Alright. Show of hands. Who has cooked white rice in coconut milk?
No? Yes? Sound intriguing? It’s like my new favorite thing in the world. Right after guacamole and champagne of course.
In fact, I don’t just use coconut milk. I also throw in some lime zest, lime juice, chopped cilantro and a touch of salt. It’s bananas.
So good that I’m going to attempt it with quinoa next and see how it goes.

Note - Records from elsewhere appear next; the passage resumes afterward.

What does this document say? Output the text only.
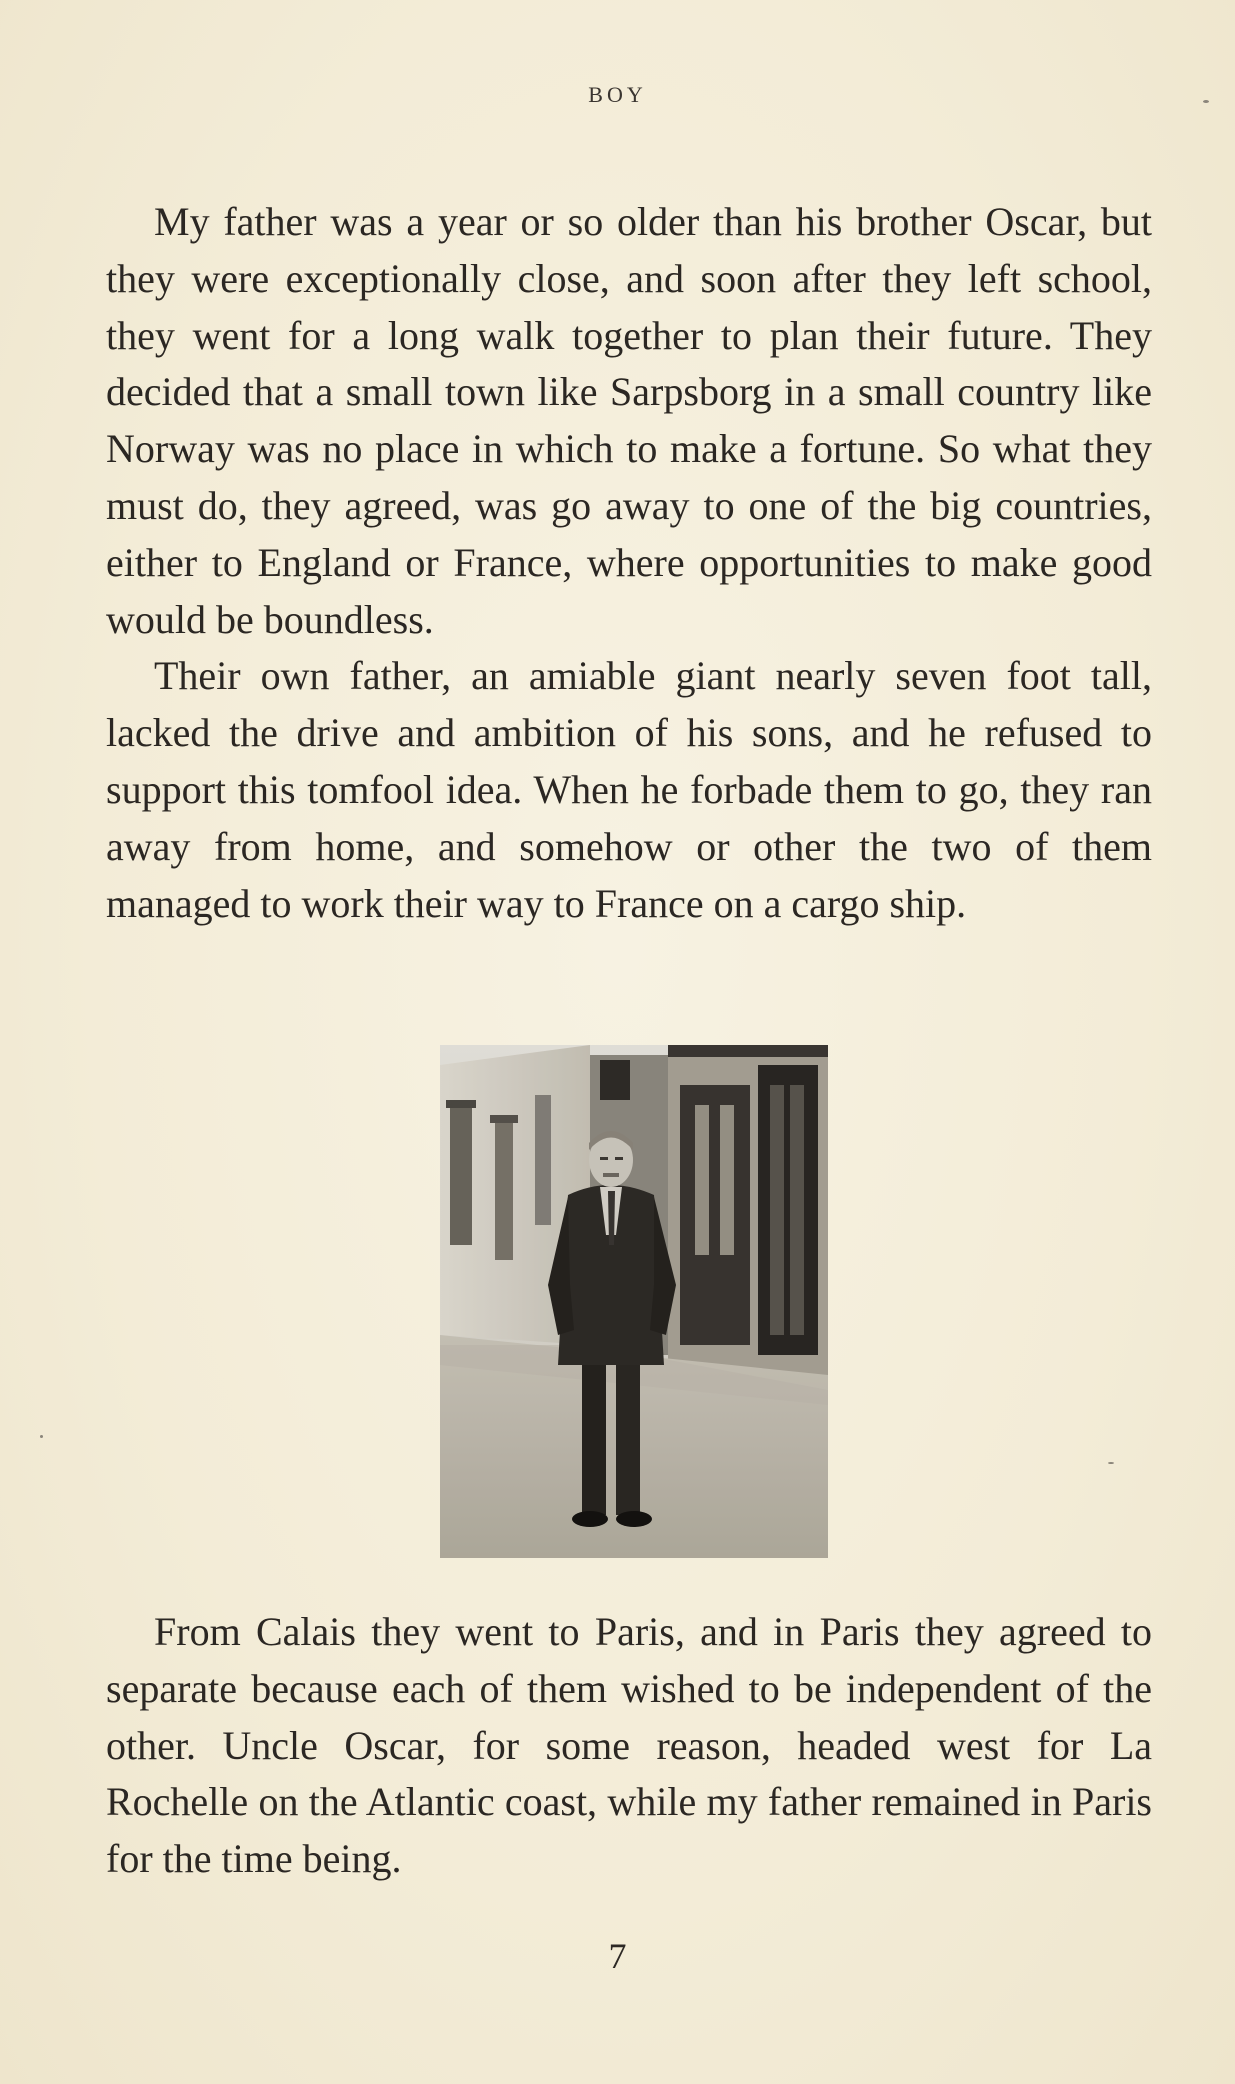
BOY

My father was a year or so older than his brother Oscar, but they were exceptionally close, and soon after they left school, they went for a long walk together to plan their future. They decided that a small town like Sarpsborg in a small country like Norway was no place in which to make a fortune. So what they must do, they agreed, was go away to one of the big countries, either to England or France, where opportunities to make good would be boundless.

Their own father, an amiable giant nearly seven foot tall, lacked the drive and ambition of his sons, and he refused to support this tomfool idea. When he forbade them to go, they ran away from home, and somehow or other the two of them managed to work their way to France on a cargo ship.

From Calais they went to Paris, and in Paris they agreed to separate because each of them wished to be independent of the other. Uncle Oscar, for some reason, headed west for La Rochelle on the Atlantic coast, while my father remained in Paris for the time being.

7
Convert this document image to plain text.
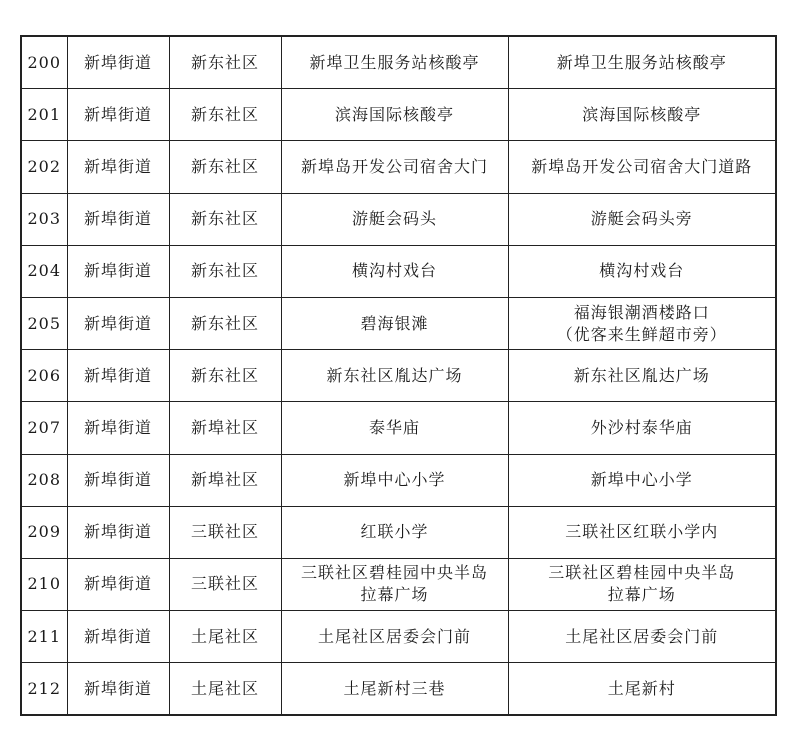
200	新埠街道	新东社区	新埠卫生服务站核酸亭	新埠卫生服务站核酸亭

201	新埠街道	新东社区	滨海国际核酸亭	滨海国际核酸亭

202	新埠街道	新东社区	新埠岛开发公司宿舍大门	新埠岛开发公司宿舍大门道路

203	新埠街道	新东社区	游艇会码头	游艇会码头旁

204	新埠街道	新东社区	横沟村戏台	横沟村戏台

205	新埠街道	新东社区	碧海银滩	福海银潮酒楼路口
（优客来生鲜超市旁）

206	新埠街道	新东社区	新东社区胤达广场	新东社区胤达广场

207	新埠街道	新埠社区	泰华庙	外沙村泰华庙

208	新埠街道	新埠社区	新埠中心小学	新埠中心小学

209	新埠街道	三联社区	红联小学	三联社区红联小学内

210	新埠街道	三联社区	三联社区碧桂园中央半岛
拉幕广场	三联社区碧桂园中央半岛
拉幕广场

211	新埠街道	土尾社区	土尾社区居委会门前	土尾社区居委会门前

212	新埠街道	土尾社区	土尾新村三巷	土尾新村
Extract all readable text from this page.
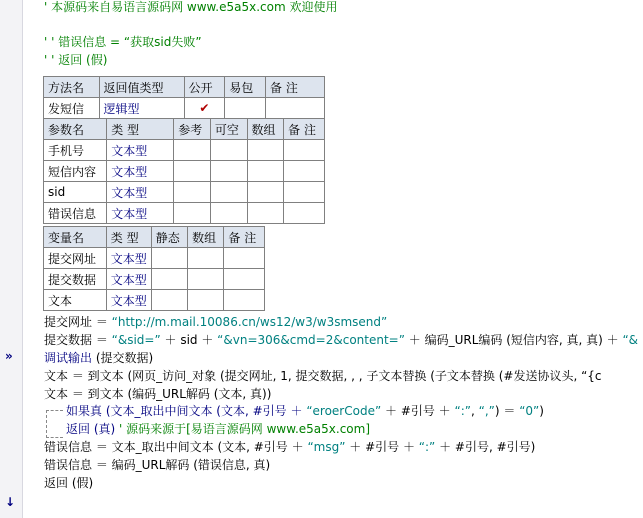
»
↓
' 本源码来自易语言源码网 www.e5a5x.com 欢迎使用
' ' 错误信息 = “获取sid失败”
' ' 返回 (假)
方法名	返回值类型	公开	易包	备 注
发短信	逻辑型	✔		
参数名	类 型	参考	可空	数组	备 注
手机号	文本型				
短信内容	文本型				
sid	文本型				
错误信息	文本型				
变量名	类 型	静态	数组	备 注
提交网址	文本型			
提交数据	文本型			
文本	文本型			
提交网址 ＝ “http://m.mail.10086.cn/ws12/w3/w3smsend”
提交数据 ＝ “&sid=” ＋ sid ＋ “&vn=306&cmd=2&content=” ＋ 编码_URL编码 (短信内容, 真, 真) ＋ “&
调试输出 (提交数据)
文本 ＝ 到文本 (网页_访问_对象 (提交网址, 1, 提交数据, , , 子文本替换 (子文本替换 (#发送协议头, “{c
文本 ＝ 到文本 (编码_URL解码 (文本, 真))
如果真 (文本_取出中间文本 (文本, #引号 ＋ “eroerCode” ＋ #引号 ＋ “:”, “,”) ＝ “0”)
返回 (真) ' 源码来源于[易语言源码网 www.e5a5x.com]
错误信息 ＝ 文本_取出中间文本 (文本, #引号 ＋ “msg” ＋ #引号 ＋ “:” ＋ #引号, #引号)
错误信息 ＝ 编码_URL解码 (错误信息, 真)
返回 (假)
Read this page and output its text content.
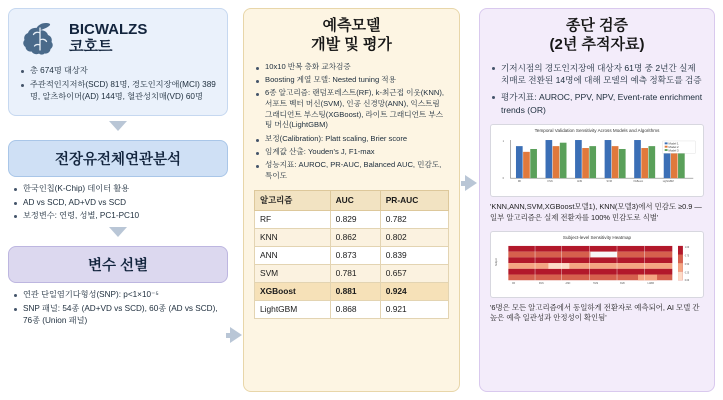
BICWALZS
코호트
총 674명 대상자
주관적인지저하(SCD) 81명, 경도인지장애(MCI) 389명, 알츠하이머(AD) 144명, 혈관성치매(VD) 60명
전장유전체연관분석
한국인칩(K-Chip) 데이터 활용
AD vs SCD, AD+VD vs SCD
보정변수: 연령, 성별, PC1-PC10
변수 선별
연관 단일염기다형성(SNP): p<1×10⁻⁵
SNP 패널: 54종 (AD+VD vs SCD), 60종 (AD vs SCD), 76종 (Union 패널)
예측모델
개발 및 평가
10x10 반복 층화 교차검증
Boosting 계열 모델: Nested tuning 적용
6종 알고리즘: 랜덤포레스트(RF), k-최근접 이웃(KNN), 서포트 벡터 머신(SVM), 인공 신경망(ANN), 익스트림 그래디언트 부스팅(XGBoost), 라이트 그래디언트 부스팅 머신(LightGBM)
보정(Calibration): Platt scaling, Brier score
임계값 산출: Youden's J, F1-max
성능지표: AUROC, PR-AUC, Balanced AUC, 민감도, 특이도
알고리즘	AUC	PR-AUC
RF	0.829	0.782
KNN	0.862	0.802
ANN	0.873	0.839
SVM	0.781	0.657
XGBoost	0.881	0.924
LightGBM	0.868	0.921
종단 검증
(2년 추적자료)
기저시점의 경도인지장애 대상자 61명 중 2년간 실제 치매로 전환된 14명에 대해 모델의 예측 정확도를 검증
평가지표: AUROC, PPV, NPV, Event-rate enrichment trends (OR)
Temporal Validation Sensitivity Across Models and Algorithms
Model 1
Model 2
Model 3
RF	KNN	ANN	SVM	XGBoost	LightGBM
0
1
'KNN,ANN,SVM,XGBoost모델1), KNN(모델3)에서 민감도 ≥0.9 — 일부 알고리즘은 실제 전환자를 100% 민감도로 식별'
Subject-level Sensitivity Heatmap
Subject
RF	KNN	ANN	SVM	XGB	LGBM
1.00
0.75
0.50
0.25
0.00
'6명은 모든 알고리즘에서 동일하게 전환자로 예측되어, AI 모델 간 높은 예측 일관성과 안정성이 확인됨'
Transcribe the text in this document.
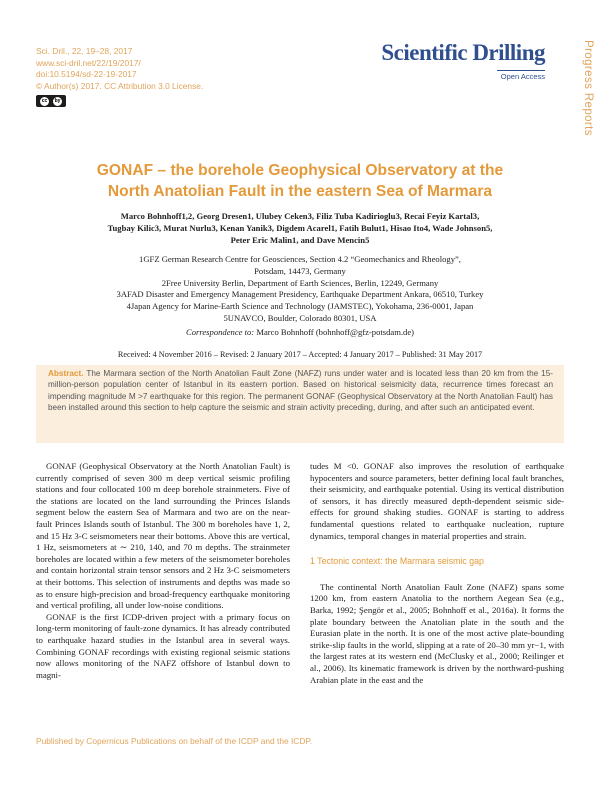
Sci. Dril., 22, 19–28, 2017
www.sci-dril.net/22/19/2017/
doi:10.5194/sd-22-19-2017
© Author(s) 2017. CC Attribution 3.0 License.
cc	by
Scientific Drilling
Open Access	Progress Reports
GONAF – the borehole Geophysical Observatory at the
North Anatolian Fault in the eastern Sea of Marmara
Marco Bohnhoff1,2, Georg Dresen1, Ulubey Ceken3, Filiz Tuba Kadirioglu3, Recai Feyiz Kartal3,
Tugbay Kilic3, Murat Nurlu3, Kenan Yanik3, Digdem Acarel1, Fatih Bulut1, Hisao Ito4, Wade Johnson5,
Peter Eric Malin1, and Dave Mencin5
1GFZ German Research Centre for Geosciences, Section 4.2 “Geomechanics and Rheology”,
Potsdam, 14473, Germany
2Free University Berlin, Department of Earth Sciences, Berlin, 12249, Germany
3AFAD Disaster and Emergency Management Presidency, Earthquake Department Ankara, 06510, Turkey
4Japan Agency for Marine-Earth Science and Technology (JAMSTEC), Yokohama, 236-0001, Japan
5UNAVCO, Boulder, Colorado 80301, USA
Correspondence to: Marco Bohnhoff (bohnhoff@gfz-potsdam.de)
Received: 4 November 2016 – Revised: 2 January 2017 – Accepted: 4 January 2017 – Published: 31 May 2017
Abstract. The Marmara section of the North Anatolian Fault Zone (NAFZ) runs under water and is located less than 20 km from the 15-million-person population center of Istanbul in its eastern portion. Based on historical seismicity data, recurrence times forecast an impending magnitude M >7 earthquake for this region. The permanent GONAF (Geophysical Observatory at the North Anatolian Fault) has been installed around this section to help capture the seismic and strain activity preceding, during, and after such an anticipated event.

GONAF (Geophysical Observatory at the North Anatolian Fault) is currently comprised of seven 300 m deep vertical seismic profiling stations and four collocated 100 m deep borehole strainmeters. Five of the stations are located on the land surrounding the Princes Islands segment below the eastern Sea of Marmara and two are on the near-fault Princes Islands south of Istanbul. The 300 m boreholes have 1, 2, and 15 Hz 3-C seismometers near their bottoms. Above this are vertical, 1 Hz, seismometers at ∼ 210, 140, and 70 m depths. The strainmeter boreholes are located within a few meters of the seismometer boreholes and contain horizontal strain tensor sensors and 2 Hz 3-C seismometers at their bottoms. This selection of instruments and depths was made so as to ensure high-precision and broad-frequency earthquake monitoring and vertical profiling, all under low-noise conditions.

GONAF is the first ICDP-driven project with a primary focus on long-term monitoring of fault-zone dynamics. It has already contributed to earthquake hazard studies in the Istanbul area in several ways. Combining GONAF recordings with existing regional seismic stations now allows monitoring of the NAFZ offshore of Istanbul down to magni-

tudes M <0. GONAF also improves the resolution of earthquake hypocenters and source parameters, better defining local fault branches, their seismicity, and earthquake potential. Using its vertical distribution of sensors, it has directly measured depth-dependent seismic side-effects for ground shaking studies. GONAF is starting to address fundamental questions related to earthquake nucleation, rupture dynamics, temporal changes in material properties and strain.

1 Tectonic context: the Marmara seismic gap

The continental North Anatolian Fault Zone (NAFZ) spans some 1200 km, from eastern Anatolia to the northern Aegean Sea (e.g., Barka, 1992; Şengör et al., 2005; Bohnhoff et al., 2016a). It forms the plate boundary between the Anatolian plate in the south and the Eurasian plate in the north. It is one of the most active plate-bounding strike-slip faults in the world, slipping at a rate of 20–30 mm yr−1, with the largest rates at its western end (McClusky et al., 2000; Reilinger et al., 2006). Its kinematic framework is driven by the northward-pushing Arabian plate in the east and the

Published by Copernicus Publications on behalf of the ICDP and the ICDP.
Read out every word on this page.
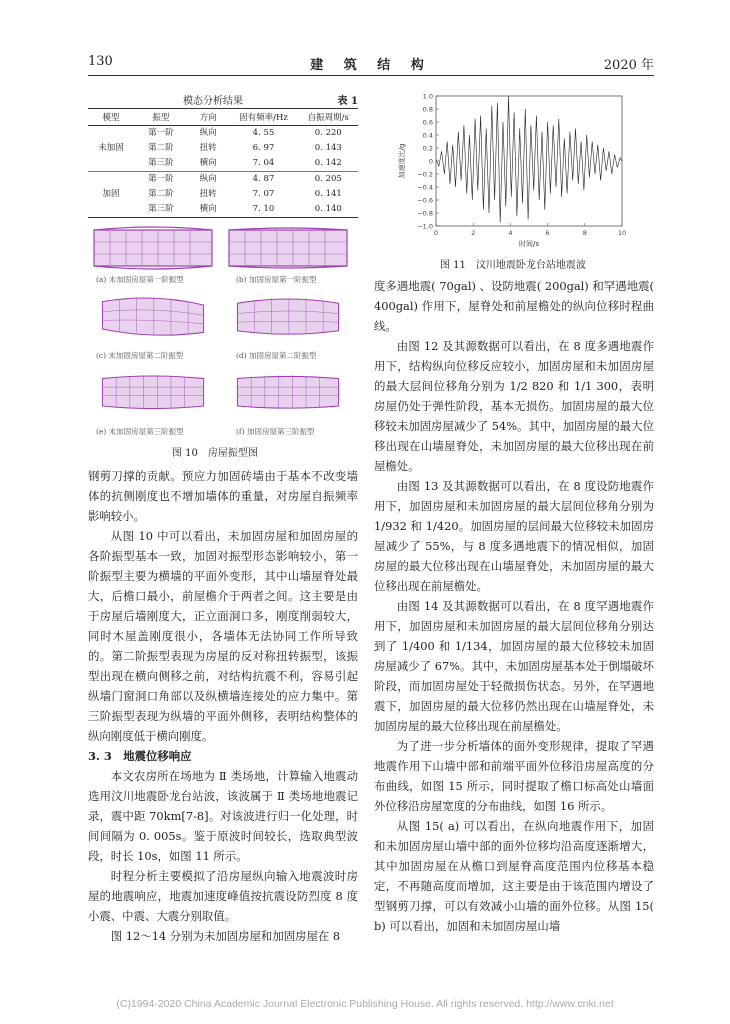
130	建 筑 结 构	2020 年
模态分析结果	表 1
模型	振型	方向	固有频率/Hz	自振周期/s
未加固	第一阶	纵向	4. 55	0. 220
	第二阶	扭转	6. 97	0. 143
	第三阶	横向	7. 04	0. 142
加固	第一阶	纵向	4. 87	0. 205
	第二阶	扭转	7. 07	0. 141
	第三阶	横向	7. 10	0. 140
(a) 未加固房屋第一阶振型	(b) 加固房屋第一阶振型
(c) 未加固房屋第二阶振型	(d) 加固房屋第二阶振型
(e) 未加固房屋第三阶振型	(f) 加固房屋第三阶振型
图 10　房屋振型图

钢剪刀撑的贡献。预应力加固砖墙由于基本不改变墙体的抗侧刚度也不增加墙体的重量，对房屋自振频率影响较小。

从图 10 中可以看出，未加固房屋和加固房屋的各阶振型基本一致，加固对振型形态影响较小，第一阶振型主要为横墙的平面外变形，其中山墙屋脊处最大，后檐口最小，前屋檐介于两者之间。这主要是由于房屋后墙刚度大，正立面洞口多，刚度削弱较大，同时木屋盖刚度很小，各墙体无法协同工作所导致的。第二阶振型表现为房屋的反对称扭转振型，该振型出现在横向侧移之前，对结构抗震不利，容易引起纵墙门窗洞口角部以及纵横墙连接处的应力集中。第三阶振型表现为纵墙的平面外侧移，表明结构整体的纵向刚度低于横向刚度。

3. 3　地震位移响应

本文农房所在场地为 Ⅱ 类场地，计算输入地震动选用汶川地震卧龙台站波，该波属于 Ⅱ 类场地地震记录，震中距 70km[7-8]。对该波进行归一化处理，时间间隔为 0. 005s。鉴于原波时间较长，选取典型波段，时长 10s，如图 11 所示。

时程分析主要模拟了沿房屋纵向输入地震波时房屋的地震响应，地震加速度峰值按抗震设防烈度 8 度小震、中震、大震分别取值。

图 12～14 分别为未加固房屋和加固房屋在 8

1.0
0.8
0.6
0.4
0.2
0
−0.2
−0.4
−0.6
−0.8
−1.0
0	2	4	6	8	10
时间/s
加速度比/g
图 11　汶川地震卧龙台站地震波

度多遇地震( 70gal) 、设防地震( 200gal) 和罕遇地震( 400gal) 作用下，屋脊处和前屋檐处的纵向位移时程曲线。

由图 12 及其源数据可以看出，在 8 度多遇地震作用下，结构纵向位移反应较小，加固房屋和未加固房屋的最大层间位移角分别为 1/2 820 和 1/1 300，表明房屋仍处于弹性阶段，基本无损伤。加固房屋的最大位移较未加固房屋减少了 54%。其中，加固房屋的最大位移出现在山墙屋脊处，未加固房屋的最大位移出现在前屋檐处。

由图 13 及其源数据可以看出，在 8 度设防地震作用下，加固房屋和未加固房屋的最大层间位移角分别为 1/932 和 1/420。加固房屋的层间最大位移较未加固房屋减少了 55%，与 8 度多遇地震下的情况相似，加固房屋的最大位移出现在山墙屋脊处，未加固房屋的最大位移出现在前屋檐处。

由图 14 及其源数据可以看出，在 8 度罕遇地震作用下，加固房屋和未加固房屋的最大层间位移角分别达到了 1/400 和 1/134，加固房屋的最大位移较未加固房屋减少了 67%。其中，未加固房屋基本处于倒塌破坏阶段，而加固房屋处于轻微损伤状态。另外，在罕遇地震下，加固房屋的最大位移仍然出现在山墙屋脊处，未加固房屋的最大位移出现在前屋檐处。

为了进一步分析墙体的面外变形规律，提取了罕遇地震作用下山墙中部和前端平面外位移沿房屋高度的分布曲线，如图 15 所示，同时提取了檐口标高处山墙面外位移沿房屋宽度的分布曲线，如图 16 所示。

从图 15( a) 可以看出，在纵向地震作用下，加固和未加固房屋山墙中部的面外位移均沿高度逐渐增大，其中加固房屋在从檐口到屋脊高度范围内位移基本稳定，不再随高度而增加，这主要是由于该范围内增设了型钢剪刀撑，可以有效减小山墙的面外位移。从图 15( b) 可以看出，加固和未加固房屋山墙

(C)1994-2020 China Academic Journal Electronic Publishing House. All rights reserved. http://www.cnki.net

Ok so imagine a bowl filled with coconut rice and then topped with coconut curried glazed shrimp that have been sauteed in bunch of garlic, ginger and scallions. Ummm yes please. This Coconut Curried Shrimp with Coconut Rice is like my dream meal. It’s packed with flavor. Super delicious and it’s pretty light too, seeing as how I’m still keeping things light around here for the month of January.
Well… doesn’t that sound good? It’s a quick weeknight meal that you can scale up or down depending on how many people you’re planning on feeding. It’s kinda a crowd pleaser if you ask me. And it’s another dish that won’t take you too much time in the kitchen because I know you have more important things to go do, like watch the latest episodes of Scandal, Shameless, Revenge, Downton Abbey and House of Lies, right? No? You’re not a professional TV watcher like me? I don’t believe you. Especially when it comes to those shows! Can we just discuss how many amazing shows are on this coming Sunday? I’m going to have to stay up waaaay past my bedtime just so I can squeeze them all in before Monday. Because, I absolutely, under no circumstances, can go to bed without watching all of them. Why? Because what if I wake up in the morning, sign onto twitter or eonline.com or something like that and there’s a spoiler! GASP. I would be devastated. But then again, I have major issues.
So I’m just going to go on my merry way and make some more Coconut Curried Shrimp with Coconut Rice. It’s the right thing to do.
- 1 pound medium shrimp, peeled and de-veined
- 3 tablespoons unsalted butter, divided
- 1 cup white rice
- 2 cups coconut milk, divided
- 1 1/2 cup water
- 1/4 cup chopped cilantro
- 1 lime, zested and juiced
- 2 tsp spicy curry powder
- 1/4 cup chopped scallions
- 4 cloves garlic, minced
- 1 inch fresh ginger, minced
- kosher salt and red pepper flakes to taste
- Make sure the shrimp and cleaned and pat them dry with a paper towel.
- Place 1 tbsp of butter in a medium pot. Add the white rice and saute for about 1 minute, just to toast the rice. Add the water and 1 cup of the coconut milk and turn heat to medium. Cook the rice until all the liquid has evaporated and the rice is tender.
- Transfer the cooked rice to a bowl and let cool for a few minutes before adding the cilantro, lime zest, lime juice and salt. Toss to combine and set the rice aside.
- In a small bowl, whisk together the remaining cup of coconut milk and the curry powder and set aside.
- In a large skillet, melt the remaining 2 tbsp butter over medium high heat. Add the scallions, garlic and ginger and saute for 1 minute until fragrant. Add the shrimp and cook for about 2 minutes on each side until pink. Add the curried coconut milk and let the shrimp finish cooking for about 1-2 more minutes while the coconut milk slightly reduced. Remove the shrimp from the heat and taste for seasoning. Add more salt if needed, or you can add more chili flakes if you want more heat.
- Serve a few pieces of the shrimp over a spoonful of rice immediately.